Motorcyclists often find themselves facing challenges that non riders wouldn't even consider. Often a rider doesn't think about the legal issues until it's too late. This comprehensive guide, Motorcyclists Legal Handbook, with information compiled and placed in one easy to use reference book is a "must have" addition to any rider's library.
Author and veteran rider, Pat Hahn gives you all the information you need to keep your record clean and walks you through the process of defending yourself in court if the need ever arises.
In his introduction, Hahn reminds us that “A clean driving record is a key element to enjoyable motorcycling that many riders overlook. Understandably, avoiding administrative hassles isn’t on anyone’s priority list, but when dings on your record pile up, they have a way of separating motorcyclists from the activity they love. A traffic stop is embarrassing and time consuming, and it takes the fun out of an otherwise great day of riding. Paying for something like a speeding ticket (known as “entertainment tax” in some circles) cuts into the fun of spending money on tires, gas, food, and those cool little hotels in the mountains."

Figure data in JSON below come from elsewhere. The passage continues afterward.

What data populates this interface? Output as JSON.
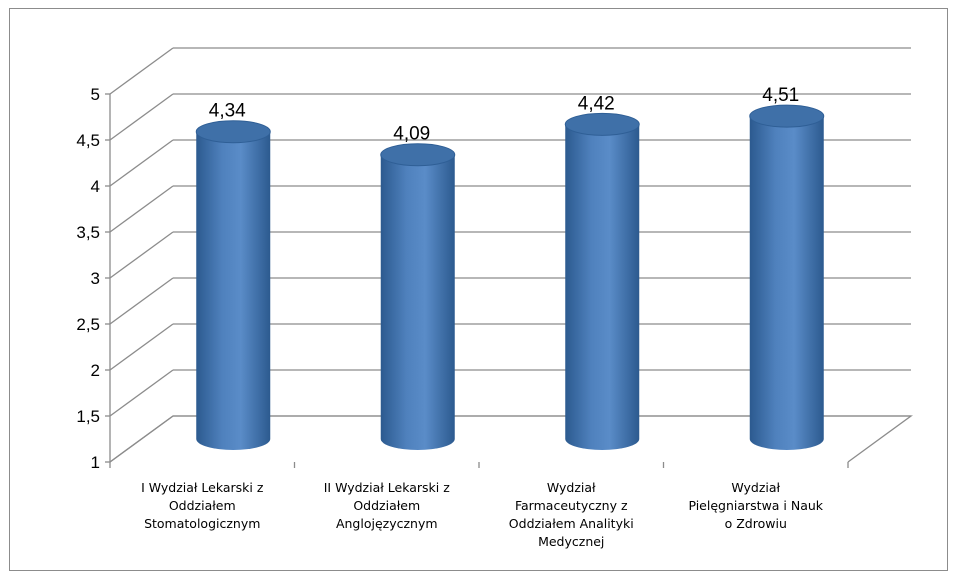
{
  "chart_data": {
    "type": "bar",
    "style": "3d-cylinder",
    "categories": [
      "I Wydział Lekarski z\nOddziałem\nStomatologicznym",
      "II Wydział Lekarski z\nOddziałem\nAnglojęzycznym",
      "Wydział\nFarmaceutyczny z\nOddziałem Analityki\nMedycznej",
      "Wydział\nPielęgniarstwa i Nauk\no Zdrowiu"
    ],
    "values": [
      4.34,
      4.09,
      4.42,
      4.51
    ],
    "value_labels": [
      "4,34",
      "4,09",
      "4,42",
      "4,51"
    ],
    "yticks": [
      "1",
      "1,5",
      "2",
      "2,5",
      "3",
      "3,5",
      "4",
      "4,5",
      "5"
    ],
    "ylim": [
      1,
      5
    ],
    "grid": true,
    "legend": "none",
    "colors": {
      "bar": "#4f81bd",
      "bar_dark": "#2c5a8f",
      "bar_top": "#3f70a8",
      "grid": "#8c8c8c"
    }
  }
}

Allowing too many traffic convictions to pile up on your record has a way of taking all the fun out of riding. You may end up being forced to park your bike for weeks or months because you’re no longer legal in the eyes of the law. It doesn’t have to be that way. The Motorcyclist’s Legal Handbook is an easy to navigate, state by state breakdown of all the key rules and regulations that motorcyclists must abide by if they want to stay ticket free while traveling in different states. From the myriad licensing requirements and restrictions that vary from state to state to the issue of anti-motorcycle bias among law enforcement officials, Motorcyclist’s Legal Handbook suggests how to keep from being noticed (and pulled over) and tells you exactly what to do if you are pulled over.

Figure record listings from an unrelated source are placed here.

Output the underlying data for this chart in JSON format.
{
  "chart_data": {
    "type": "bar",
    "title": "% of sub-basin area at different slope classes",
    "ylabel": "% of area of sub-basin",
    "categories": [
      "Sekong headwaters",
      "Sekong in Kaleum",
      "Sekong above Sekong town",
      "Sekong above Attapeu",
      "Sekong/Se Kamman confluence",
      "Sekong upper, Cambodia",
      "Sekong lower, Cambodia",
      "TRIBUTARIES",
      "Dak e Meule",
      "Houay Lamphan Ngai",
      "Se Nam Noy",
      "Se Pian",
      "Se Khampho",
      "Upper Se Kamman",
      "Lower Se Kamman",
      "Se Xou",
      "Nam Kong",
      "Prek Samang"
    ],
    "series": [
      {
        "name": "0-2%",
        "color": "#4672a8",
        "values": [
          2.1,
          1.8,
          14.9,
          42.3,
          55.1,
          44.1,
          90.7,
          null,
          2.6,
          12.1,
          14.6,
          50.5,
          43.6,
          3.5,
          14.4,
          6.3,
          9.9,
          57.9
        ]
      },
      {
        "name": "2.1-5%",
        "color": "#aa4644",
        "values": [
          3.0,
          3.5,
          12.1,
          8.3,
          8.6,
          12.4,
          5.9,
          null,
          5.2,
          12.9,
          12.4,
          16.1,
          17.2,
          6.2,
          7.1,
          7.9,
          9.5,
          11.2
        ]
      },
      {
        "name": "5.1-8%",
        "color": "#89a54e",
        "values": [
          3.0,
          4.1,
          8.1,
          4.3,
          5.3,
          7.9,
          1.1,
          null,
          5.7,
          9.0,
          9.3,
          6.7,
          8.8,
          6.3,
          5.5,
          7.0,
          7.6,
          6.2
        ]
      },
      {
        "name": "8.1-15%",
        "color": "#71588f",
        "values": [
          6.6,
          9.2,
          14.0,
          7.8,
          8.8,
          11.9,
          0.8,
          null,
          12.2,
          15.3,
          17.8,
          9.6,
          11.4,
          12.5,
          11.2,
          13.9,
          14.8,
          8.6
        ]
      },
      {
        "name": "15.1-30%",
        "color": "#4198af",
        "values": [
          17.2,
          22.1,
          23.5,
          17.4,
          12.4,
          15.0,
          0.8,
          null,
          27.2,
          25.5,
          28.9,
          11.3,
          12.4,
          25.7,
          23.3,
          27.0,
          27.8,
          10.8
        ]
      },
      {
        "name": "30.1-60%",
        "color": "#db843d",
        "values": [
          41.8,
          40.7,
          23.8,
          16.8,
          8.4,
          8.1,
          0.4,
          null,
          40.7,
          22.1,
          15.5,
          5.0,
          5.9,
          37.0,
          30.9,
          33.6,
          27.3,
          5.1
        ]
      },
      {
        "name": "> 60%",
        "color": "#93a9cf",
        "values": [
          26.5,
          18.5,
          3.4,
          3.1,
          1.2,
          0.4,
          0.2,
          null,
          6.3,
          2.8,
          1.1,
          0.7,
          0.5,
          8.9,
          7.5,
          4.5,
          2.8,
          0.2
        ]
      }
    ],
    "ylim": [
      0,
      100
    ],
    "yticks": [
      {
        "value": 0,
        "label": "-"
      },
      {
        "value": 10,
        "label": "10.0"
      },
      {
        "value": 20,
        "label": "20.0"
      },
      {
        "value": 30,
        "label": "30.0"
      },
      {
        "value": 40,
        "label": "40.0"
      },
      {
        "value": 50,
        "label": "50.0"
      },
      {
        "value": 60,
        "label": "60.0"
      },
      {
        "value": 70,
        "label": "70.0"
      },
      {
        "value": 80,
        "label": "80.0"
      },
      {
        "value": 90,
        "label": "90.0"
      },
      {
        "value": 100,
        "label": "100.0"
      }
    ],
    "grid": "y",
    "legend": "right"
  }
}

Excerpts from Motorcyclist’s Legal Handbook
"You should assume that violations in other states will be reported back to your state."
"A handful of states-eleven, at last count-have devised legislative solutions to the problem of motorcyclists sitting at a red light indefinitely because their bikes went undetected by the sensors."
"You should have two fenders on your bike, front and rear, to be covered in every state."
"Probably not on the forefront of most motorcyclists’ minds, but something to be aware of, is the 15 or so states that have something to say about using earphones or headphones."